Saturday, July 5, 2014
The Fifth Of July Is Sweet
Here's Maurice, pretending she's not looking at the chickens. In the foreground is Miss Eggy-Tina and the black chicken behind her is Missy. I love how Eggy-Tina has Elvis's markings but in such a differently arranged bird. I should look up breeds and see what it is I have here but for some reason, I really don't care. I just love all of them.
Yesterday Miss Butterscotch definitely laid her first egg. We watched her go into the hen house and waited patiently and when she came out, there was a tiny brown egg in the nest, smaller and with a more matte surface than the other little brown egg I've been getting which looks to be almost lacquered. Not one of the older hens laid yesterday. I suppose they heard it was a holiday. Miss Mabel and Miss Sharon are on the nest as we speak, getting to work early.
It is incredibly cool this morning. Mr. Moon said it was 68 degrees when he got up which is just unheard of in North Florida in July. Perhaps Hurricane Arthur sucked some of the heat out. I have no idea. I am just grateful.

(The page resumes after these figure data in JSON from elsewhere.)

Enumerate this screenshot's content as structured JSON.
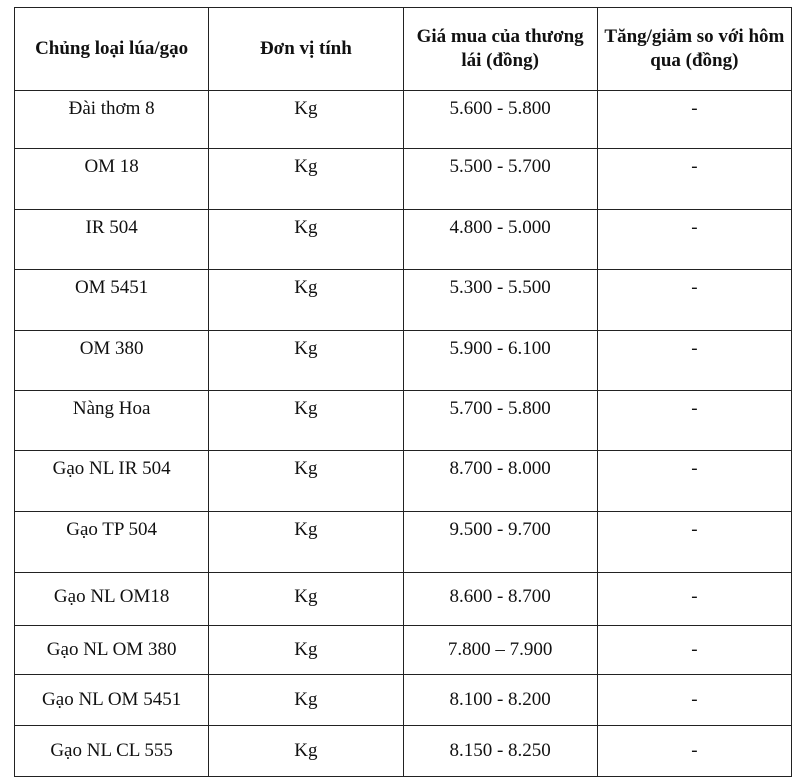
{
  "headers": [
    "Chủng loại lúa/gạo",
    "Đơn vị tính",
    "Giá mua của thương lái (đồng)",
    "Tăng/giảm so với hôm qua (đồng)"
  ],
  "rows": [
    [
      "Đài thơm 8",
      "Kg",
      "5.600 - 5.800",
      "-"
    ],
    [
      "OM 18",
      "Kg",
      "5.500 - 5.700",
      "-"
    ],
    [
      "IR 504",
      "Kg",
      "4.800 - 5.000",
      "-"
    ],
    [
      "OM 5451",
      "Kg",
      "5.300 - 5.500",
      "-"
    ],
    [
      "OM 380",
      "Kg",
      "5.900 - 6.100",
      "-"
    ],
    [
      "Nàng Hoa",
      "Kg",
      "5.700 - 5.800",
      "-"
    ],
    [
      "Gạo NL IR 504",
      "Kg",
      "8.700 - 8.000",
      "-"
    ],
    [
      "Gạo TP 504",
      "Kg",
      "9.500 - 9.700",
      "-"
    ],
    [
      "Gạo NL OM18",
      "Kg",
      "8.600 - 8.700",
      "-"
    ],
    [
      "Gạo NL OM 380",
      "Kg",
      "7.800 – 7.900",
      "-"
    ],
    [
      "Gạo NL OM 5451",
      "Kg",
      "8.100 - 8.200",
      "-"
    ],
    [
      "Gạo NL CL 555",
      "Kg",
      "8.150 - 8.250",
      "-"
    ]
  ]
}
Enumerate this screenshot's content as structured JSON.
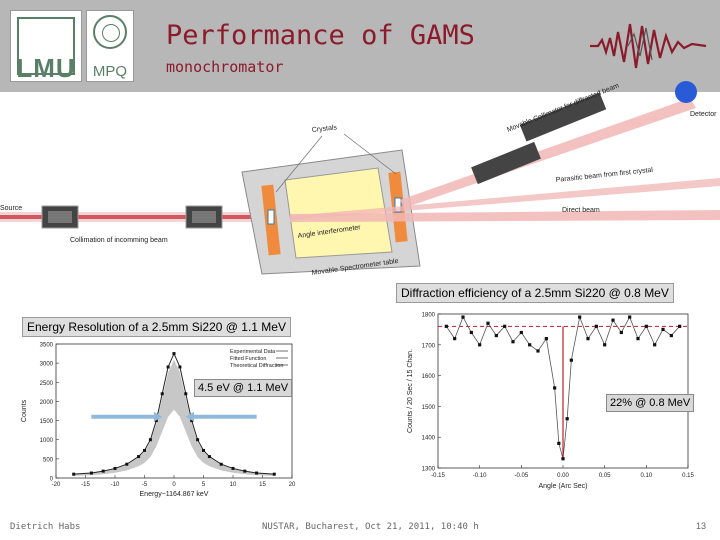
{
  "header": {
    "title": "Performance of GAMS",
    "subtitle": "monochromator",
    "logos": {
      "lmu": "LMU",
      "mpq": "MPQ"
    }
  },
  "diagram": {
    "labels": {
      "source": "Source",
      "collimation": "Collimation of incomming beam",
      "crystals": "Crystals",
      "interferometer": "Angle interferometer",
      "table": "Movable Spectrometer table",
      "collimator": "Movable Collimator for diffracted beam",
      "detector": "Detector",
      "parasitic": "Parasitic beam from first crystal",
      "direct": "Direct beam"
    }
  },
  "captions": {
    "diffraction": "Diffraction efficiency of a 2.5mm Si220 @ 0.8 MeV",
    "energy": "Energy Resolution of a 2.5mm Si220 @ 1.1 MeV",
    "badge_left": "4.5 eV @ 1.1 MeV",
    "badge_right": "22% @ 0.8 MeV"
  },
  "chart_data": [
    {
      "type": "scatter",
      "xlabel": "Energy−1164.867 keV",
      "ylabel": "Counts",
      "xlim": [
        -20,
        20
      ],
      "ylim": [
        0,
        3500
      ],
      "xticks": [
        -20,
        -15,
        -10,
        -5,
        0,
        5,
        10,
        15,
        20
      ],
      "yticks": [
        0,
        500,
        1000,
        1500,
        2000,
        2500,
        3000,
        3500
      ],
      "legend": [
        "Experimental Data",
        "Fitted Function",
        "Theoretical Diffraction"
      ],
      "legend_position": "top-right",
      "series": [
        {
          "name": "Experimental Data",
          "x": [
            -17,
            -14,
            -12,
            -10,
            -8,
            -6,
            -5,
            -4,
            -3,
            -2,
            -1,
            0,
            1,
            2,
            3,
            4,
            5,
            6,
            8,
            10,
            12,
            14,
            17
          ],
          "y": [
            100,
            130,
            180,
            250,
            360,
            560,
            720,
            1000,
            1500,
            2200,
            2900,
            3250,
            2900,
            2200,
            1500,
            1000,
            720,
            560,
            360,
            250,
            180,
            130,
            100
          ]
        }
      ]
    },
    {
      "type": "line",
      "xlabel": "Angle (Arc Sec)",
      "ylabel": "Counts / 20 Sec / 15 Chan.",
      "xlim": [
        -0.15,
        0.15
      ],
      "ylim": [
        1300,
        1800
      ],
      "xticks": [
        -0.15,
        -0.1,
        -0.05,
        0.0,
        0.05,
        0.1,
        0.15
      ],
      "yticks": [
        1300,
        1400,
        1500,
        1600,
        1700,
        1800
      ],
      "reference_level": 1760,
      "series": [
        {
          "name": "",
          "x": [
            -0.14,
            -0.13,
            -0.12,
            -0.11,
            -0.1,
            -0.09,
            -0.08,
            -0.07,
            -0.06,
            -0.05,
            -0.04,
            -0.03,
            -0.02,
            -0.01,
            -0.005,
            0.0,
            0.005,
            0.01,
            0.02,
            0.03,
            0.04,
            0.05,
            0.06,
            0.07,
            0.08,
            0.09,
            0.1,
            0.11,
            0.12,
            0.13,
            0.14
          ],
          "y": [
            1760,
            1720,
            1790,
            1740,
            1700,
            1770,
            1730,
            1760,
            1710,
            1740,
            1700,
            1680,
            1720,
            1560,
            1380,
            1330,
            1460,
            1650,
            1790,
            1720,
            1760,
            1700,
            1780,
            1740,
            1790,
            1720,
            1760,
            1700,
            1750,
            1730,
            1760
          ]
        }
      ]
    }
  ],
  "footer": {
    "author": "Dietrich Habs",
    "event": "NUSTAR, Bucharest, Oct 21, 2011, 10:40 h",
    "page": "13"
  }
}
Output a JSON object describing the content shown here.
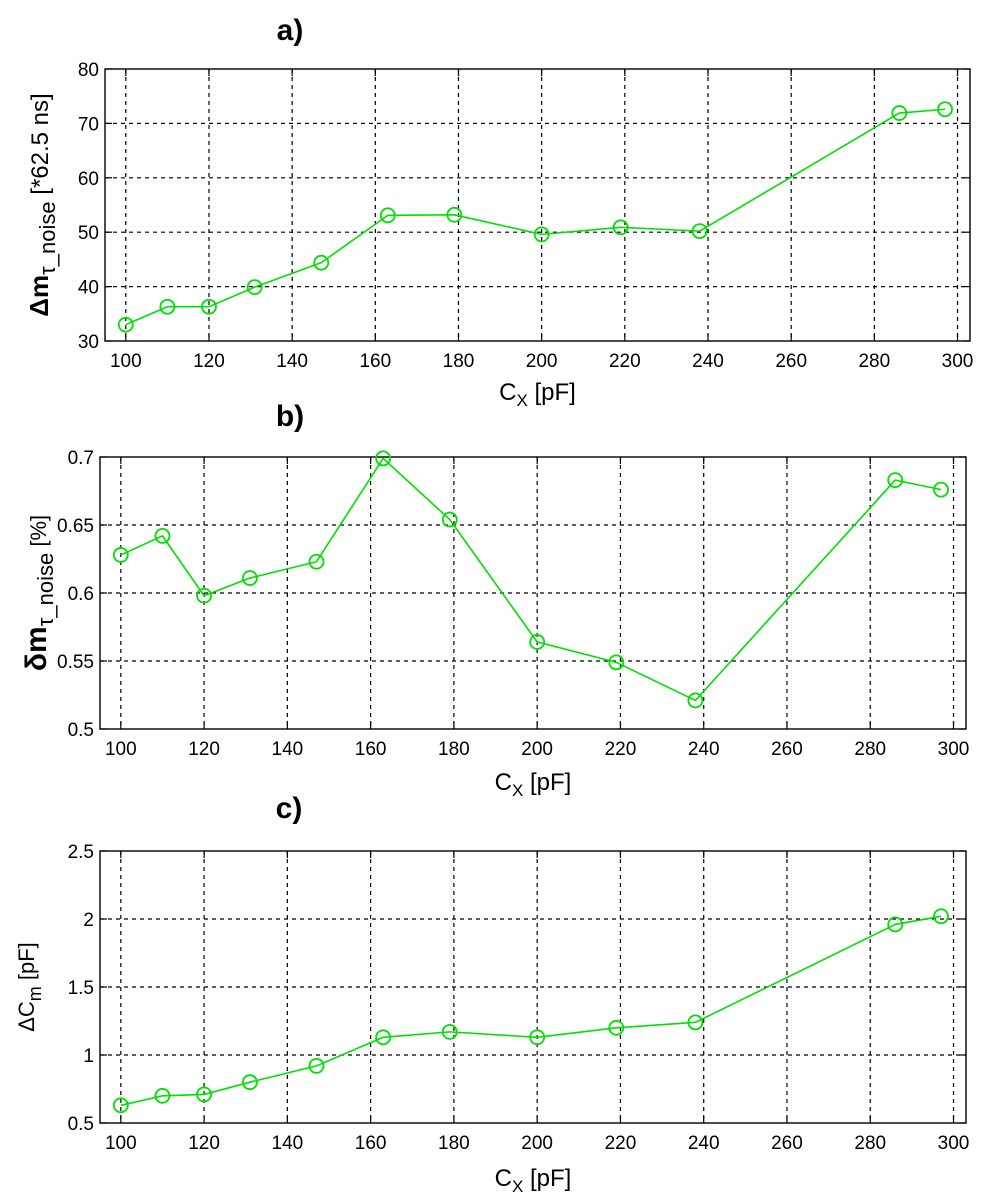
{
  "chart_data": [
    {
      "type": "line",
      "title": "a)",
      "xlabel": "C",
      "xlabel_sub": "X",
      "xlabel_unit": "[pF]",
      "ylabel": "Δm",
      "ylabel_sub": "τ_noise",
      "ylabel_unit": "[*62.5 ns]",
      "xlim": [
        95,
        303
      ],
      "ylim": [
        30,
        80
      ],
      "xticks": [
        100,
        120,
        140,
        160,
        180,
        200,
        220,
        240,
        260,
        280,
        300
      ],
      "yticks": [
        30,
        40,
        50,
        60,
        70,
        80
      ],
      "grid": true,
      "line_color": "#00e000",
      "marker": "circle",
      "x": [
        100,
        110,
        120,
        131,
        147,
        163,
        179,
        200,
        219,
        238,
        286,
        297
      ],
      "y": [
        33.0,
        36.3,
        36.3,
        39.9,
        44.4,
        53.1,
        53.2,
        49.6,
        50.9,
        50.2,
        71.9,
        72.6
      ]
    },
    {
      "type": "line",
      "title": "b)",
      "xlabel": "C",
      "xlabel_sub": "X",
      "xlabel_unit": "[pF]",
      "ylabel": "δm",
      "ylabel_sub": "τ_noise",
      "ylabel_unit": "[%]",
      "xlim": [
        95,
        303
      ],
      "ylim": [
        0.5,
        0.7
      ],
      "xticks": [
        100,
        120,
        140,
        160,
        180,
        200,
        220,
        240,
        260,
        280,
        300
      ],
      "yticks": [
        0.5,
        0.55,
        0.6,
        0.65,
        0.7
      ],
      "grid": true,
      "line_color": "#00e000",
      "marker": "circle",
      "x": [
        100,
        110,
        120,
        131,
        147,
        163,
        179,
        200,
        219,
        238,
        286,
        297
      ],
      "y": [
        0.628,
        0.642,
        0.598,
        0.611,
        0.623,
        0.699,
        0.654,
        0.564,
        0.549,
        0.521,
        0.683,
        0.676
      ]
    },
    {
      "type": "line",
      "title": "c)",
      "xlabel": "C",
      "xlabel_sub": "X",
      "xlabel_unit": "[pF]",
      "ylabel": "ΔC",
      "ylabel_sub": "m",
      "ylabel_unit": "[pF]",
      "xlim": [
        95,
        303
      ],
      "ylim": [
        0.5,
        2.5
      ],
      "xticks": [
        100,
        120,
        140,
        160,
        180,
        200,
        220,
        240,
        260,
        280,
        300
      ],
      "yticks": [
        0.5,
        1,
        1.5,
        2,
        2.5
      ],
      "grid": true,
      "line_color": "#00e000",
      "marker": "circle",
      "x": [
        100,
        110,
        120,
        131,
        147,
        163,
        179,
        200,
        219,
        238,
        286,
        297
      ],
      "y": [
        0.63,
        0.7,
        0.71,
        0.8,
        0.92,
        1.13,
        1.17,
        1.13,
        1.2,
        1.24,
        1.96,
        2.02
      ]
    }
  ]
}
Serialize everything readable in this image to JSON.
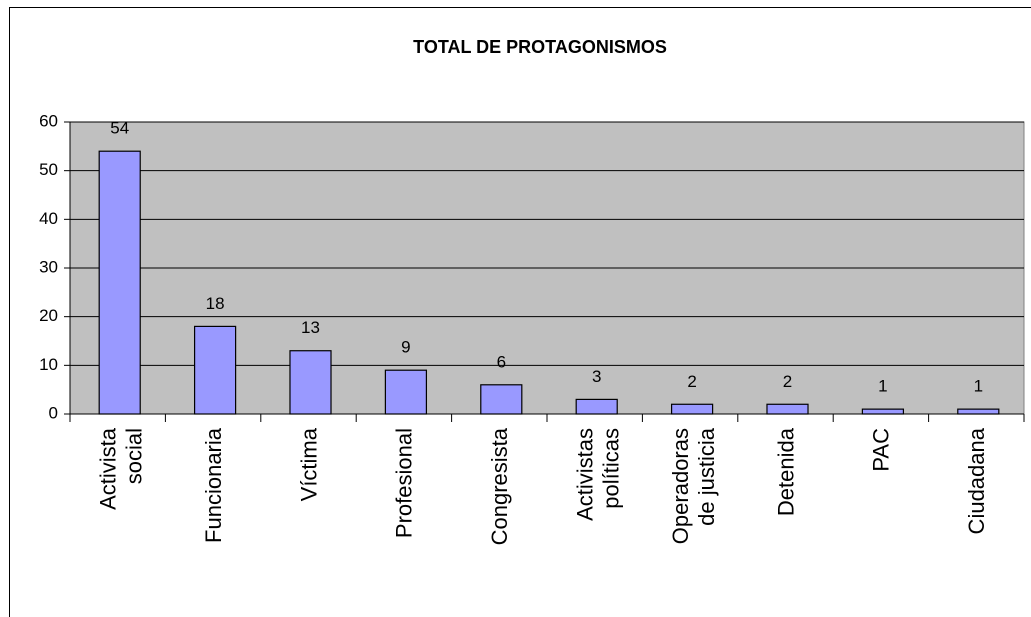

Mr. Moon and I had determined yesterday that today we would take out the dead dogwoods in the yard today which have perished from some sort of blight. It is the same with all of the dogwoods in Lloyd. I don't know what the deal is but it's disturbing. He also desperately needs to go out and buy a new chair. The problem is, he needs an extra-long chair or when it reclines, his legs stick off the end about three feet. The man has the longest legs you've ever seen.
Okay. Here's something Owen said yesterday that made me laugh. He had just pooped and he told me, "That made my eyes water."
"Well, sometimes that happens,"I said, tending to the business of cleaning his skinny little butt.
"In fact, it made my eyes pop out of my head!"
"What? That's horrible!"
"Yes. But I picked them up and put them back before you came in."
"Well thank goodness!" I said. And we washed our hands and proceeded with our day. I am glad that he is better at determining which eye goes where than he is at knowing which shoe goes on which foot.
I better go offer to make that man of mine some breakfast. I notice that he has not eaten a bowl of cereal which means he's waiting for me to cook something. I would not like him to perish from lack of a breakfast. Perhaps I will offer him a trade- I'll make biscuits if he takes the trash. Sometimes this works. I can cook him up four or five of the small brown eggs, and this day of such incredible coolness and beauty can truly begin.